Wedang uwuhnya dimasukkan dalam teko & poci

Es teh manisnya segar

Siapa yang doyan wedang uwuh kayak Nita, ngacuuung


Oke kontestan pertama adalah...... Mangut ikan nilanya. Sapa yang demen ikan sakdemplon-demplon kayak demplonnya admin blog ini #doh mulai puyeng kan pembaca kalau Mbul uda kumat begini, hihi. Mangutnya ini sebenarnya pesenan Ramane. Ya ikan kan primadonanya resto ini ya. Jadi kalau spesialnya ga pesen rasanya kok ada yang kurang. Maka cuz lah kami pesen 1 porsi mangut nila yang semula kuekspektasikan..... ah mangut doang. Alm. Simbah Putriku dulu lebih pinter masak mangut catfish alias iwak lele karena Beliau kan pernah ada usaha buka warung makan ya. Tapiiiiii... setelah mangutnya datang di atas meja dan kucicipin...Walahdalah!!!!! Sepertinya bakal kutarik kembali ucapanku ini. Sebab mangutnya itu tidak se-ala-ala bayanganku tadi dong. Rasanya itu enaaaaaaaaaaaak bangeuuuuuuuud. Sengaja pake akhiran 'd' biar terkesan lebey. Tapi beneran......serius. Enaknya tuh bangeuuuuud bangeud bangeuudd. Ga baen-baen kalau istilah jawanya. Ga ngadi-ngadi kalau istilah gaulnya selebgram Keanuagl, hihi. Sumpah enak banget. Ngalahin semua menu yang kami pesan waktu itu deh. 

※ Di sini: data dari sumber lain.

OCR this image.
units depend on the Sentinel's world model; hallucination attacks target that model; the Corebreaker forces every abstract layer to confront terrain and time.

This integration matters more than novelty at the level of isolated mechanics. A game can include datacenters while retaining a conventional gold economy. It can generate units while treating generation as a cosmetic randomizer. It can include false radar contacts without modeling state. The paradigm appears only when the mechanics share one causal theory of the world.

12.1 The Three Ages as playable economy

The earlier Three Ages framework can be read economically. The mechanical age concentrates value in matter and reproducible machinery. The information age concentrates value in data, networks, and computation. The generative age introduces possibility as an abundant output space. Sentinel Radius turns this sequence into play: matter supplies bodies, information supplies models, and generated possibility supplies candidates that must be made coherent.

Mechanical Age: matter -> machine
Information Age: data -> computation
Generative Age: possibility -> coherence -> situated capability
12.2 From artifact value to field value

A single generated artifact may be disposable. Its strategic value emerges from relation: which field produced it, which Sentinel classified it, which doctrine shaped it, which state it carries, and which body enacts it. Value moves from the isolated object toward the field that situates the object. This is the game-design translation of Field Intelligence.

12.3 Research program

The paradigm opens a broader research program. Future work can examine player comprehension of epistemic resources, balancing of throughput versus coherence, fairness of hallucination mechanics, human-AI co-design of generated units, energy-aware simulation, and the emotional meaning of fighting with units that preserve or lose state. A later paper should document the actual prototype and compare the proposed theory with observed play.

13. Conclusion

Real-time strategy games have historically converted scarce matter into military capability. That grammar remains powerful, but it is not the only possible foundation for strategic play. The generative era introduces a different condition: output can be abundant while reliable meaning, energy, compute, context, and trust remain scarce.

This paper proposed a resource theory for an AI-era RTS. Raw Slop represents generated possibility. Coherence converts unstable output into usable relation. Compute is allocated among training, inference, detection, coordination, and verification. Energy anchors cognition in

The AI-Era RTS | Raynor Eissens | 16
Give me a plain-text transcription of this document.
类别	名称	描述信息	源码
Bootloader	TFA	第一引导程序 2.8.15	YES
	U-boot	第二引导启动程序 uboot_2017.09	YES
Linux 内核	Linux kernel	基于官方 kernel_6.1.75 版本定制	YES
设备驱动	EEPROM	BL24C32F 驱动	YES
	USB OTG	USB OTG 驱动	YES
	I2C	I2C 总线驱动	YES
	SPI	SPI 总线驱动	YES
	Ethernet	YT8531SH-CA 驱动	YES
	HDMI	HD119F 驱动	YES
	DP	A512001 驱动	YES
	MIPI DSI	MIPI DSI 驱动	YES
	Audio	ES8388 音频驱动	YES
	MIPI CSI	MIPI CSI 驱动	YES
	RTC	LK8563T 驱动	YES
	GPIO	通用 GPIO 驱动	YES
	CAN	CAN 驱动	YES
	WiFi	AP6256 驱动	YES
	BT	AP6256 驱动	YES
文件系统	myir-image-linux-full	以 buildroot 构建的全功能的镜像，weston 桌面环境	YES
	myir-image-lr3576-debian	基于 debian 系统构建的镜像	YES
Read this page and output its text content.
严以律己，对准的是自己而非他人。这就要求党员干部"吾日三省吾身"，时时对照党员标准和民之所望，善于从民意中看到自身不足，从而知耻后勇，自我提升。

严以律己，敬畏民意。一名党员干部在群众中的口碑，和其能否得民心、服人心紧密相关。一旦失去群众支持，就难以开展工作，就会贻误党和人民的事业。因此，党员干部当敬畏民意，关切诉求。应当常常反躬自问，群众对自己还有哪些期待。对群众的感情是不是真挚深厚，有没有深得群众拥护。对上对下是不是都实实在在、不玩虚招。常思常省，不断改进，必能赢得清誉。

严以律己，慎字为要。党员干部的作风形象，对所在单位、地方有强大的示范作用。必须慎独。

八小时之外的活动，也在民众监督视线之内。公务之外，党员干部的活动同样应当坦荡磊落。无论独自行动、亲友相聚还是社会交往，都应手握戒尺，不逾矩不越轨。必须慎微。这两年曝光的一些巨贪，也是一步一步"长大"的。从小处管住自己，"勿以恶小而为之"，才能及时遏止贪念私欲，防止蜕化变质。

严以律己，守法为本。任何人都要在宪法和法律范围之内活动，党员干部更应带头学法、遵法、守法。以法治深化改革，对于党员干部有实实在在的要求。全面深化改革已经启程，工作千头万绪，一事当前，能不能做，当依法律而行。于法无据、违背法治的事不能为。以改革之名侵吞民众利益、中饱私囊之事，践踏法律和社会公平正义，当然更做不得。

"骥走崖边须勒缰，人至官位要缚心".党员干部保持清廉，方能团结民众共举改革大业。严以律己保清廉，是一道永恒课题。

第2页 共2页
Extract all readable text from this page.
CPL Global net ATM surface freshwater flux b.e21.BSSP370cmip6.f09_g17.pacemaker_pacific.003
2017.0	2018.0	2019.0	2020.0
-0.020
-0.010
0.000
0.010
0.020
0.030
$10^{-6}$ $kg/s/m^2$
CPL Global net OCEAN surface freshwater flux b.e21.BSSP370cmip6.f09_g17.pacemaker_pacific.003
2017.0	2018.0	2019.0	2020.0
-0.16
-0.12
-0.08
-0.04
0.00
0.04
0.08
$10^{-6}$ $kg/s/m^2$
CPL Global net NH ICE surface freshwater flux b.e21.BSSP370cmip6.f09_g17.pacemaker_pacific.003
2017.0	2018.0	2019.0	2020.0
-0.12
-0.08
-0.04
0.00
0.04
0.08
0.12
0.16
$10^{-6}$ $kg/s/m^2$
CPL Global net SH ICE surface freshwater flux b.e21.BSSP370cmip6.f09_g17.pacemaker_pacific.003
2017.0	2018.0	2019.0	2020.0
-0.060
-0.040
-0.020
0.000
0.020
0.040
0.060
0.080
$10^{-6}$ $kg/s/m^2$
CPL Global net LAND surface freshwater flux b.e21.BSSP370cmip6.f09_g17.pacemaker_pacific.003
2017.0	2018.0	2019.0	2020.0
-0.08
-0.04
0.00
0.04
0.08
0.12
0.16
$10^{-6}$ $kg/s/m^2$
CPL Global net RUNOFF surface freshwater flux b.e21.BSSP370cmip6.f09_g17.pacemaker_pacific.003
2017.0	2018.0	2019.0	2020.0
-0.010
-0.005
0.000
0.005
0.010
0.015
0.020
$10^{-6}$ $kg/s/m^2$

Jadi gimana Mbul, bisa masak mangut begini ga kamu tuw? Aku pun hanya pengen ngikik ngukuk aja sembari mbatin, "Njih yen kulo dipundhutaken bahan kalian alat masaknya lengkap, insya Alloh wonten dunya menika mboten wonten ingkang mustahil, wkwkkwkw." Tapi aku cuma mbatin doang sih ga aku utarakan ntar dikira aku modus operandi lagi, hahahhahahha...Hanjuk lanjut makan aja saiaaa :D.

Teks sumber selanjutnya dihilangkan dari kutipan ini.